= Claude Plessier =

French painter (born 1946)

Claude Plessier (born 1946, Paris) is a French painter, who has worked in France and Argentina.

A graduate of the Arts Décos, the Beaux-Arts and the Allgemeine Gewerbe Schule in Basel he was awarded a scholarship by the Italian government to study mosaic in Ravenna in 1971. He has lived and worked in Paris since 1978.

Initially, his paintings were in an abstract manner very much under the influence of the COBRA (avant-garde movement) movement; he has even been called a Neo-cobra painter.
His stay in Argentina (1973–1977) saw a radical change in his work. He has since been noted for his liberal and skillful use of vivid and contrasted colours and his enigmatic figures drawn without perspective at various scales and on various planes, sometimes emerging from a layer of paint beneath another one. In his "recouvrements" series, he sometimes even covered older works with thick layers of black paint.

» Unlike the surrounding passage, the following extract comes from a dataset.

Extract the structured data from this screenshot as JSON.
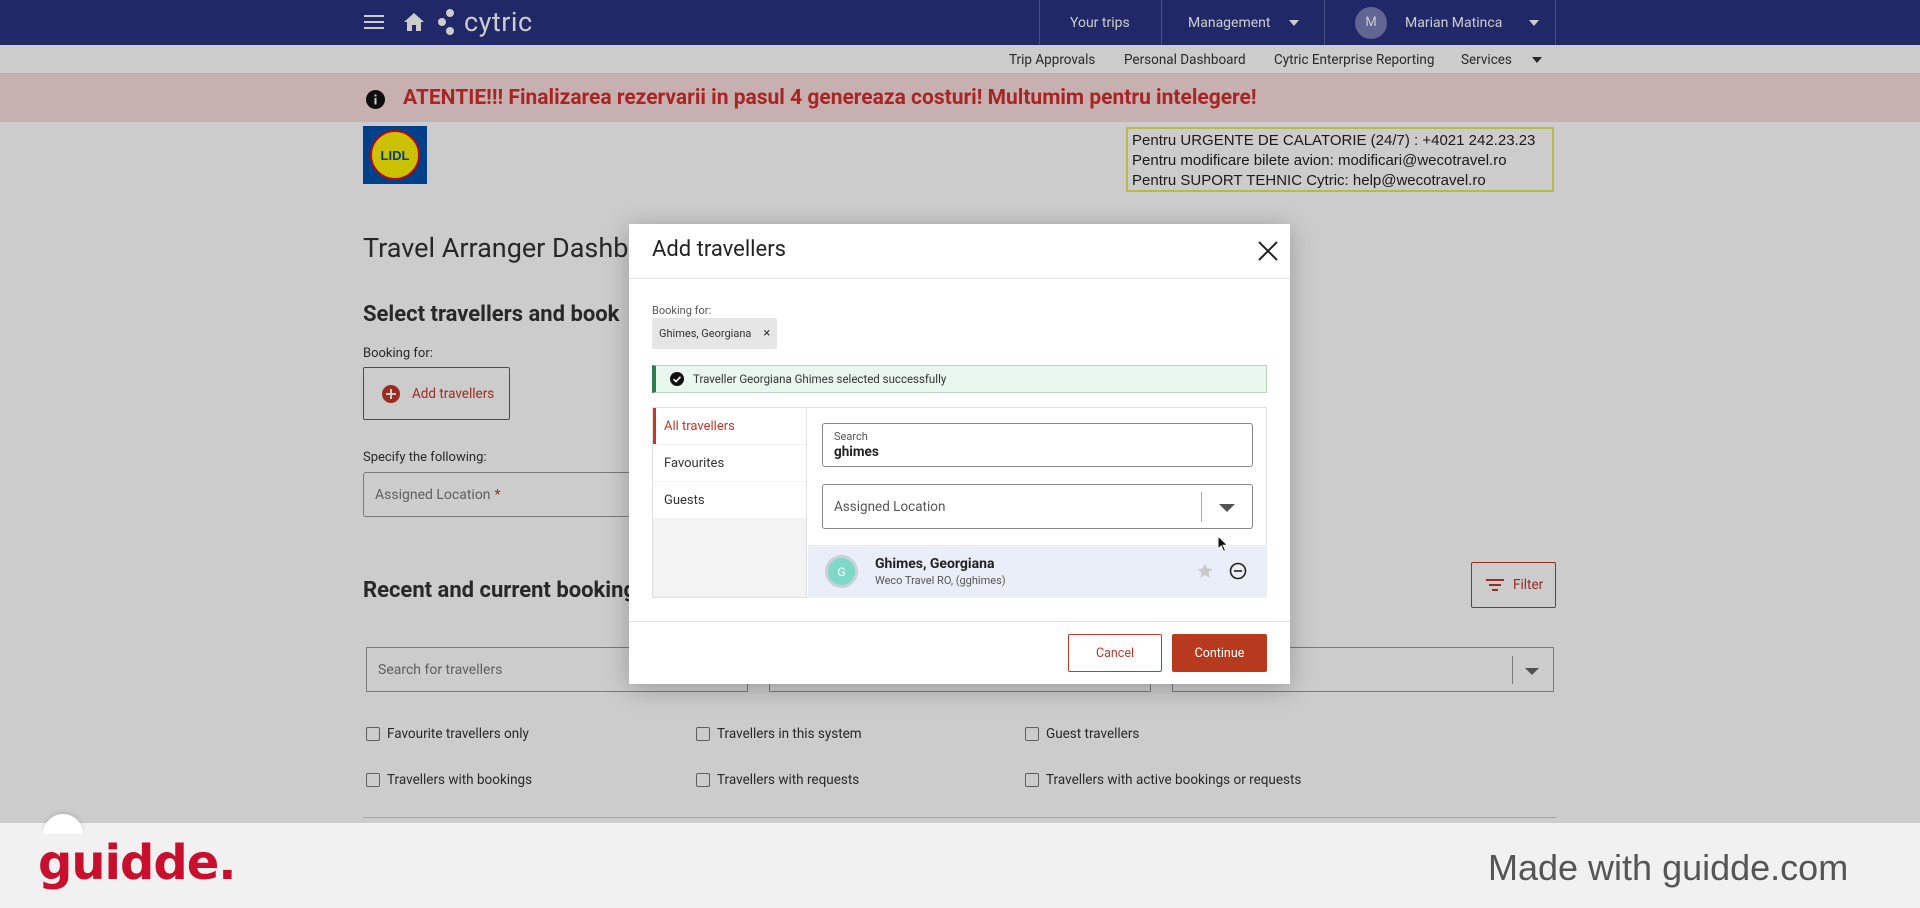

In his recent paintings he has used lighter colours, and the figures are less numerous.

Plessier has also made a series of drawings in homage to Gabriel García Márquez, and a portrait on wood of the author.

==Main collective exhibitions==

- 1969: Centre international d’études pédagogiques, Sèvres
- 1978: Dessins et sculptures, Saint Rémi de Chevreuse
- 1981: Galerie de l’œil de bœuf, Paris
- 1982: Espace Latino-américain, Paris
- 1984: 92 du 92, Centre culturel de Boulogne Billancourt
- 1985: Salon Mac 2000, Paris

His work has also been shown in Paris at the
Salons de Mai, Jeune peinture in
Montrouge and Figuration critique.

==Main personal exhibitions==

- 1974,1976: Galerie Nice, Buenos Aires
- 1978: Galerie du centre, Paris
- 1982: Hommage à Gabriel Garcia Marquez, Centre culturel du Mexique, Paris
- 1982: Galerie Georges Lavrov, Paris
- 1984: La Galerie, Limoges
- 1985: A voir et à manger, Les trois limousins, Paris
- 1985: Galerie Alberto Elia, Buenos Aires

==Bibliography==
- Macondotierra ou l’anniversaire de la solitude, variations graphiques en forme d’hommage à Gabriel Garcia Marquez, dessins de Claude Plessier, texte d’Alicia Dujovne Ortiz. [Paris], Éditions Polygraphie, « Empreinte » n° 19, 1982, n.p., épuisé.